We’ve all encountered people who seem, at least on the surface, to not quite be “all there.” But there’s a level of mental condition that is disturbing and even frightening that is often described with the word mad. Mad, in this usage, refers to insane, not angry, although the person may seem angry as well as crazy.
This usage of mad is mad may be less common these days, and when you do hear it, it’s entirely possible that a curious pair of words may proceed it.
This brings us to another eggcorn, a word that is the result of a mishearing of a different word.
I saw someone a while back write out the phrase “star craving mad.” That’s an eggcorn.
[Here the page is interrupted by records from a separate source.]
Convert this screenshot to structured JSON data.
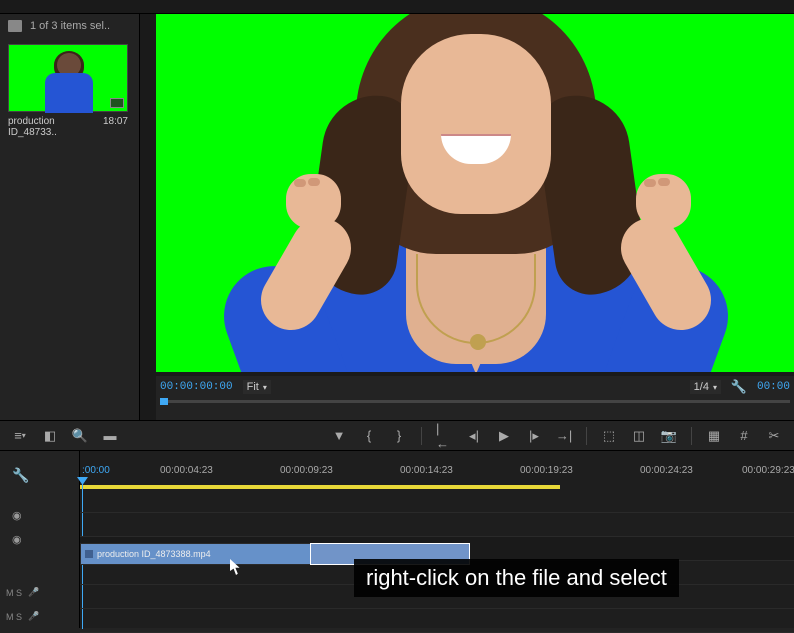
{
  "project": {
    "selection_text": "1 of 3 items sel..",
    "thumb_name": "production ID_48733..",
    "thumb_duration": "18:07"
  },
  "monitor": {
    "timecode": "00:00:00:00",
    "fit_label": "Fit",
    "zoom_label": "1/4",
    "timecode_end": "00:00"
  },
  "timeline": {
    "ruler_start": ":00:00",
    "ticks": [
      "00:00:04:23",
      "00:00:09:23",
      "00:00:14:23",
      "00:00:19:23",
      "00:00:24:23",
      "00:00:29:23"
    ],
    "clip_name": "production ID_4873388.mp4",
    "track_labels": {
      "audio1": "M   S",
      "audio2": "M   S"
    }
  },
  "caption": "right-click on the file and select"
}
It’s an eggcorn, though, that does have a bit of logic behind it, if you can imagine a crazy person howling at the moon as if from a scene from some bad horror movie somewhere.
But since the person wasn’t writing about some wannabe werewolf, instead of “star craving,” what the person meant to write was stark raving.
Stark mad was first recorded by poet John Skelton in 1489; stark raving was first recorded by playwright John Beaumont in 1648; stark staring mad was first used by John Dryden in 1693. The current wording, stark raving mad, first appeared in Henry Fielding’s The Intriguing Chambermaid in 1734.
The word stark means “entirely” or “to the fullest extent.”
The word raving in this usage, doesn’t mean the incoherent rambling most would associate it with, but rather is an adjective that is used to boost the extremity of the word that follows it.
So stark raving mad ends up meaning something along the lines of “entirely, intensely crazy.”
Note the comma after entirely: the comma is used to separate a pair of adjectives that modify the same word. That’s why, in the rare times you see the phrase written out, it will often have a comma as well: stark, raving mad.